When the No Child Left Behind Act was passed in 2002, the idea was to get all students learning at grade level by 2014 in reading and math.
In theory, this federal law would have students at the same level, with no child left behind, as the name suggests. In reality, however, there are visible holes in the system.
Lawmakers are scheduled to revise the act this year. We hope those in charge look at the holes and act accordingly.
Most notably, entire schools can lose funding and be labeled as needing improvement if a certain group of students fail federally mandated tests — to which a large number of schools spend time teaching.
This includes students with learning disabilities and those still learning English as a language. Both groups appear to have been an afterthought when this law was drafted.
An Associated Press story printed Feb. 11 in the Register details problems these groups have with taking the tests.
One problem with these tests is that they’re standardized.

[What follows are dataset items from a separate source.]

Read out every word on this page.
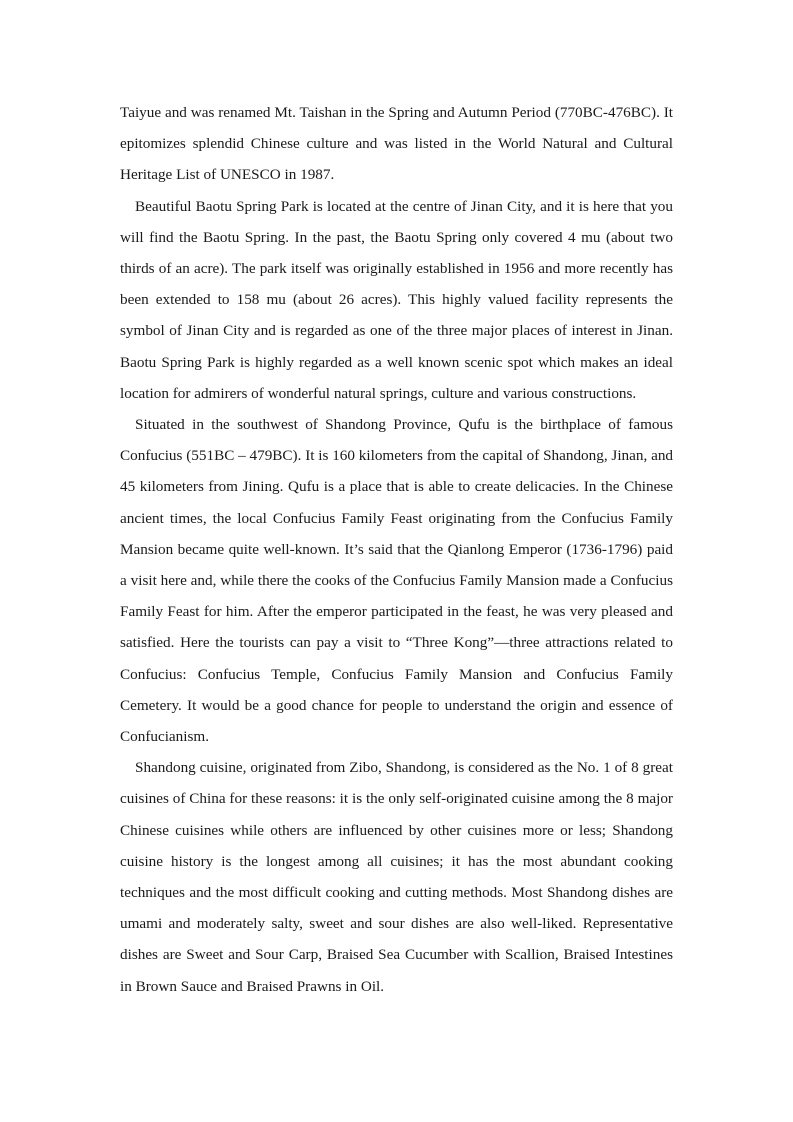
Taiyue and was renamed Mt. Taishan in the Spring and Autumn Period (770BC-476BC). It epitomizes splendid Chinese culture and was listed in the World Natural and Cultural Heritage List of UNESCO in 1987.

Beautiful Baotu Spring Park is located at the centre of Jinan City, and it is here that you will find the Baotu Spring. In the past, the Baotu Spring only covered 4 mu (about two thirds of an acre). The park itself was originally established in 1956 and more recently has been extended to 158 mu (about 26 acres). This highly valued facility represents the symbol of Jinan City and is regarded as one of the three major places of interest in Jinan. Baotu Spring Park is highly regarded as a well known scenic spot which makes an ideal location for admirers of wonderful natural springs, culture and various constructions.

Situated in the southwest of Shandong Province, Qufu is the birthplace of famous Confucius (551BC – 479BC). It is 160 kilometers from the capital of Shandong, Jinan, and 45 kilometers from Jining. Qufu is a place that is able to create delicacies. In the Chinese ancient times, the local Confucius Family Feast originating from the Confucius Family Mansion became quite well-known. It’s said that the Qianlong Emperor (1736-1796) paid a visit here and, while there the cooks of the Confucius Family Mansion made a Confucius Family Feast for him. After the emperor participated in the feast, he was very pleased and satisfied. Here the tourists can pay a visit to “Three Kong”—three attractions related to Confucius: Confucius Temple, Confucius Family Mansion and Confucius Family Cemetery. It would be a good chance for people to understand the origin and essence of Confucianism.

Shandong cuisine, originated from Zibo, Shandong, is considered as the No. 1 of 8 great cuisines of China for these reasons: it is the only self-originated cuisine among the 8 major Chinese cuisines while others are influenced by other cuisines more or less; Shandong cuisine history is the longest among all cuisines; it has the most abundant cooking techniques and the most difficult cooking and cutting methods. Most Shandong dishes are umami and moderately salty, sweet and sour dishes are also well-liked. Representative dishes are Sweet and Sour Carp, Braised Sea Cucumber with Scallion, Braised Intestines in Brown Sauce and Braised Prawns in Oil.
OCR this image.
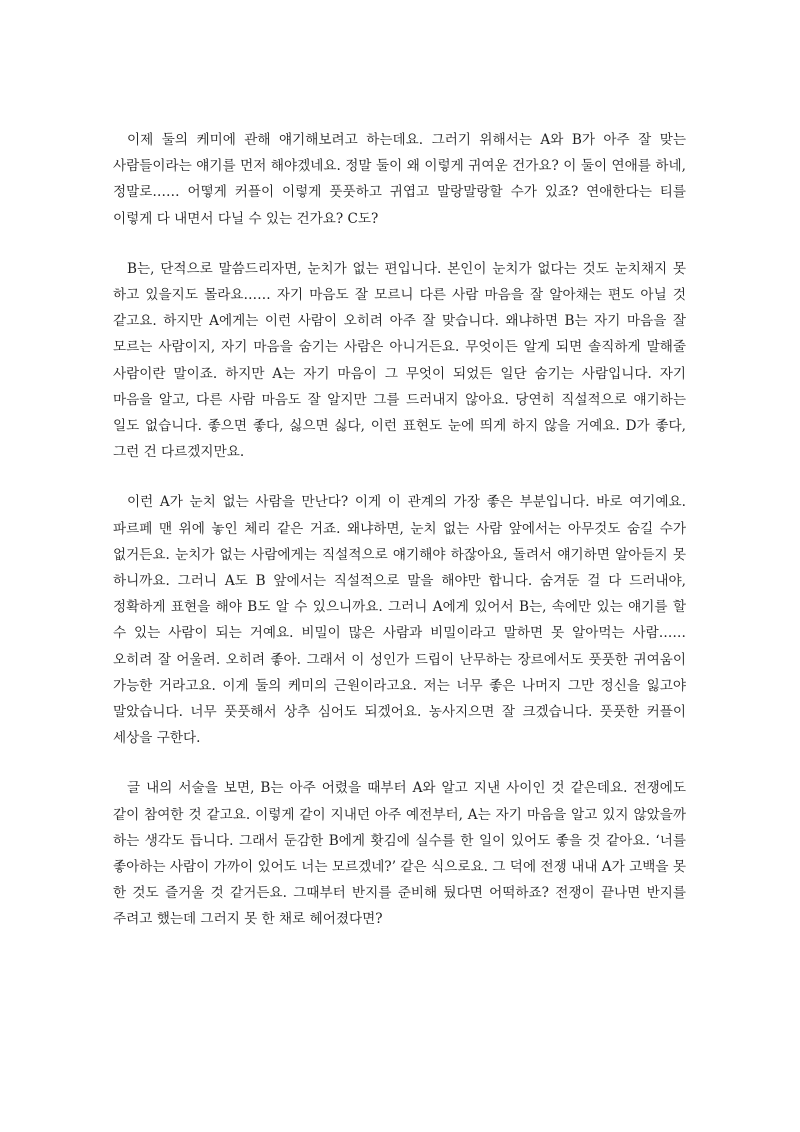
이제 둘의 케미에 관해 얘기해보려고 하는데요. 그러기 위해서는 A와 B가 아주 잘 맞는 사람들이라는 얘기를 먼저 해야겠네요. 정말 둘이 왜 이렇게 귀여운 건가요? 이 둘이 연애를 하네, 정말로…… 어떻게 커플이 이렇게 풋풋하고 귀엽고 말랑말랑할 수가 있죠? 연애한다는 티를 이렇게 다 내면서 다닐 수 있는 건가요? C도?

B는, 단적으로 말씀드리자면, 눈치가 없는 편입니다. 본인이 눈치가 없다는 것도 눈치채지 못 하고 있을지도 몰라요…… 자기 마음도 잘 모르니 다른 사람 마음을 잘 알아채는 편도 아닐 것 같고요. 하지만 A에게는 이런 사람이 오히려 아주 잘 맞습니다. 왜냐하면 B는 자기 마음을 잘 모르는 사람이지, 자기 마음을 숨기는 사람은 아니거든요. 무엇이든 알게 되면 솔직하게 말해줄 사람이란 말이죠. 하지만 A는 자기 마음이 그 무엇이 되었든 일단 숨기는 사람입니다. 자기 마음을 알고, 다른 사람 마음도 잘 알지만 그를 드러내지 않아요. 당연히 직설적으로 얘기하는 일도 없습니다. 좋으면 좋다, 싫으면 싫다, 이런 표현도 눈에 띄게 하지 않을 거예요. D가 좋다, 그런 건 다르겠지만요.

이런 A가 눈치 없는 사람을 만난다? 이게 이 관계의 가장 좋은 부분입니다. 바로 여기예요. 파르페 맨 위에 놓인 체리 같은 거죠. 왜냐하면, 눈치 없는 사람 앞에서는 아무것도 숨길 수가 없거든요. 눈치가 없는 사람에게는 직설적으로 얘기해야 하잖아요, 돌려서 얘기하면 알아듣지 못 하니까요. 그러니 A도 B 앞에서는 직설적으로 말을 해야만 합니다. 숨겨둔 걸 다 드러내야, 정확하게 표현을 해야 B도 알 수 있으니까요. 그러니 A에게 있어서 B는, 속에만 있는 얘기를 할 수 있는 사람이 되는 거예요. 비밀이 많은 사람과 비밀이라고 말하면 못 알아먹는 사람…… 오히려 잘 어울려. 오히려 좋아. 그래서 이 성인가 드립이 난무하는 장르에서도 풋풋한 귀여움이 가능한 거라고요. 이게 둘의 케미의 근원이라고요. 저는 너무 좋은 나머지 그만 정신을 잃고야 말았습니다. 너무 풋풋해서 상추 심어도 되겠어요. 농사지으면 잘 크겠습니다. 풋풋한 커플이 세상을 구한다.

글 내의 서술을 보면, B는 아주 어렸을 때부터 A와 알고 지낸 사이인 것 같은데요. 전쟁에도 같이 참여한 것 같고요. 이렇게 같이 지내던 아주 예전부터, A는 자기 마음을 알고 있지 않았을까 하는 생각도 듭니다. 그래서 둔감한 B에게 홧김에 실수를 한 일이 있어도 좋을 것 같아요. ‘너를 좋아하는 사람이 가까이 있어도 너는 모르겠네?’ 같은 식으로요. 그 덕에 전쟁 내내 A가 고백을 못 한 것도 즐거울 것 같거든요. 그때부터 반지를 준비해 뒀다면 어떡하죠? 전쟁이 끝나면 반지를 주려고 했는데 그러지 못 한 채로 헤어졌다면?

So naturally, a developmentally handicapped student, or one who can’t clearly read English instructions, might have trouble taking the tests for a variety of reasons.
According to the AP, about 10 percent of special education students — those with the most severe disabilities — take alternative tests. Students enrolled in U.S. schools less than a year are exempt from reading tests, and they can take tests in their native language for up to three years.
But that’s not enough.
When students from these groups fail the tests, the consequences can go as far as school districts having to replace teachers and principals. When that happens, the failure is transferred — unfairly — to the students.
As a teacher quoted by the AP said, “It’s made them into scapegoats. ... It’s criminal to treat them this way.”
We couldn’t agree more. But we also don’t think school officials should lose their jobs. Instead, the fault lies with the legislation itself.
Proposed changes to the law are steps in the right direction. According to the AP, one proposal would give schools credit if students, including those with learning disabilities or still learning English, make progress but still fall short of a certain goal.
This, to us, is more realistic. As a superintendent told the AP, “If every student moves forward, isn’t that the key?”